“Then you are mad,” he said, “and if so, a madman in your service is but fit. Nevertheless, my Princess, do not forget with what forces you have to contend. I am but a man; you have accepted my love. Only just now you have made me a murderer at heart—in desire. How soon shall I be one in reality? That depends on you, Fleta. The next time I see your gaze fixed on that man’s face as I saw it but now I will kill him.”

Fleta rose to her full height and lifted her face to the sky; as she stood there a sort of shiver passed through her, a shiver as of pain. Instantly Hilary’s humour changed. “You are ill,” he exclaimed. She turned her eyes on him.

“When that murderous mood is on you, it will not be Father Ivan that you kill, but me, whom you profess to love. Do you understand that?”

“Ah!” cried Hilary, uttering a sound as if his heart was bursting under the torture, “that is because you love him so! Well, I can only long and serve. I have no power to protest. Yet I ask you, oh! Princess, is it fit to use a man’s heart to play at your queenly coquetries with? A king, your betrothed—a mysterious priest, the man you love—are not these enough but that you must take a boy, obscure and untaught in such misfortunes, and trample on his love? It is unlike the nobility I have seen in you. Good-bye, for this, Princess! I am never your lover again as I was before. I can never believe in your pure sweet heart—only this morning it seemed to me as a pearl, as a drop of limpid water. Good-bye, my idol! Yet I am your servant to obey always, for I gave you my life to do with as you would. Call me, and I come, like your dog; but I will not stay by you, for no longer is it anything but pain to do so.”

With these wild, fierce reproaches, which seemed to stir the quiet air of the woodland, and make it seethe and burn with passion and despair, he turned and went from her. Fleta stood motionless, and her eyes drooped heavily; only she murmured, “We were born under the same star!”

Her voice was very low, yet it reached Hilary’s ear. The words seemed to lash his heart.

“Under the same star!” he repeated, in a voice of agony, standing suddenly still. “No, Fleta. You are the queen, I the subject. Not only so, but you know it, and use your power to the full. Did you not promise yourself utterly to me to be mine?”

“I promised to give you my love for yours; I promised to give you all that you can take of me. My love is greater than you can even imagine, else I would not have listened to one word of your reproaches. They have humbled me, but I have borne it.”

“Ah, Fleta! you talk enigmas,” exclaimed Hilary, moving rapidly back to her side; “you are enough to madden a man; yet I cannot but love you.
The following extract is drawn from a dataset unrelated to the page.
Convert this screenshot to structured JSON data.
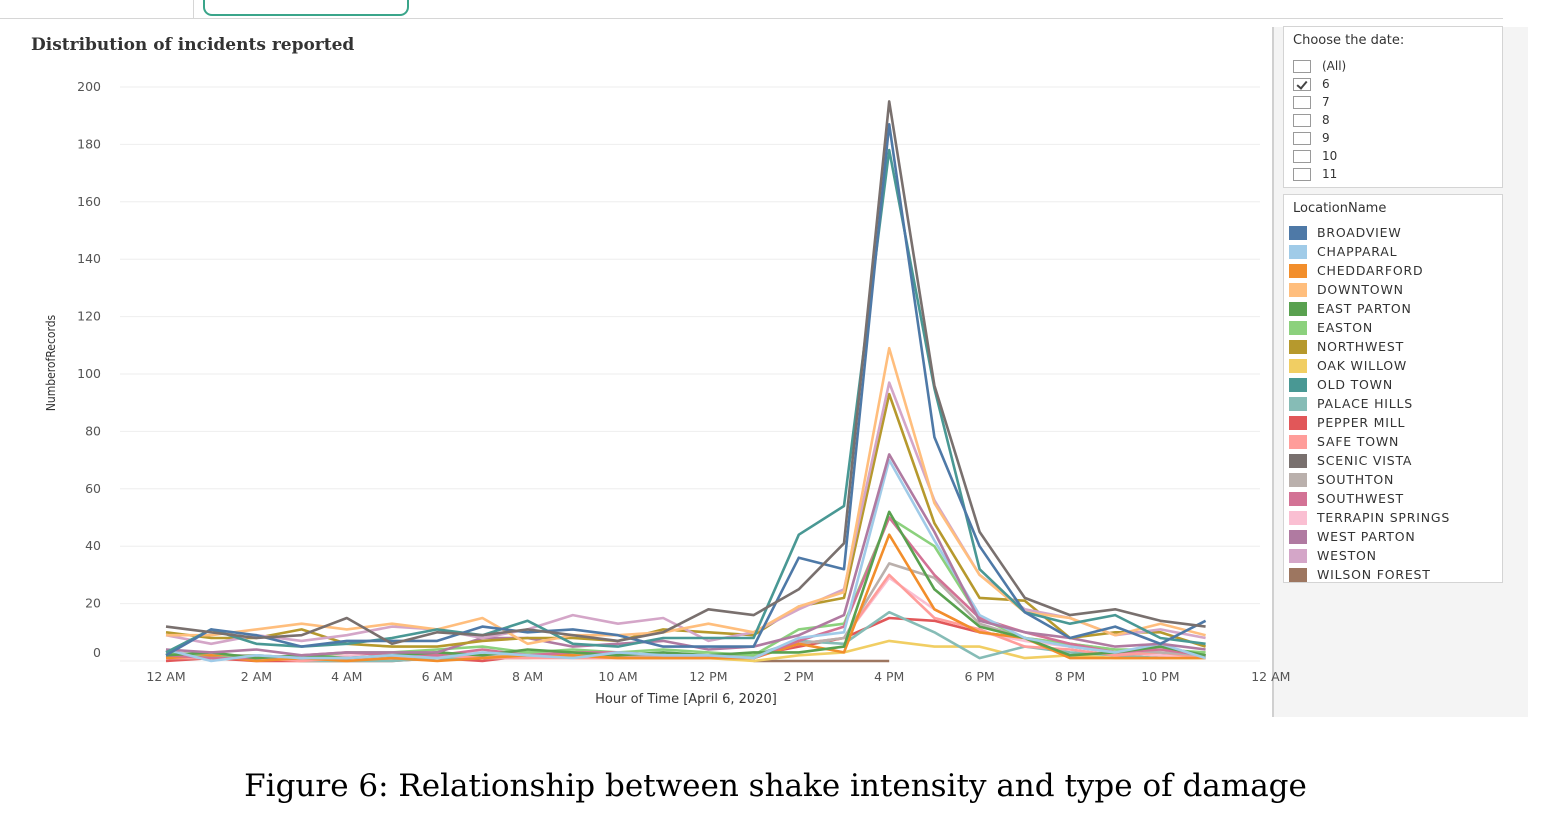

Why is this? Every act of yours proves you heartless, faithless, and yet I love you! Why is this? Oh, that I could read the riddle of your existence! Who are you?—What is this mysterious place?—Who is that priest whose rule you acknowledge? I will know!”

Fleta turned on him a sudden sweet smile, that seemed to light up his inner being as the flame of a lamp illumines a dusky room.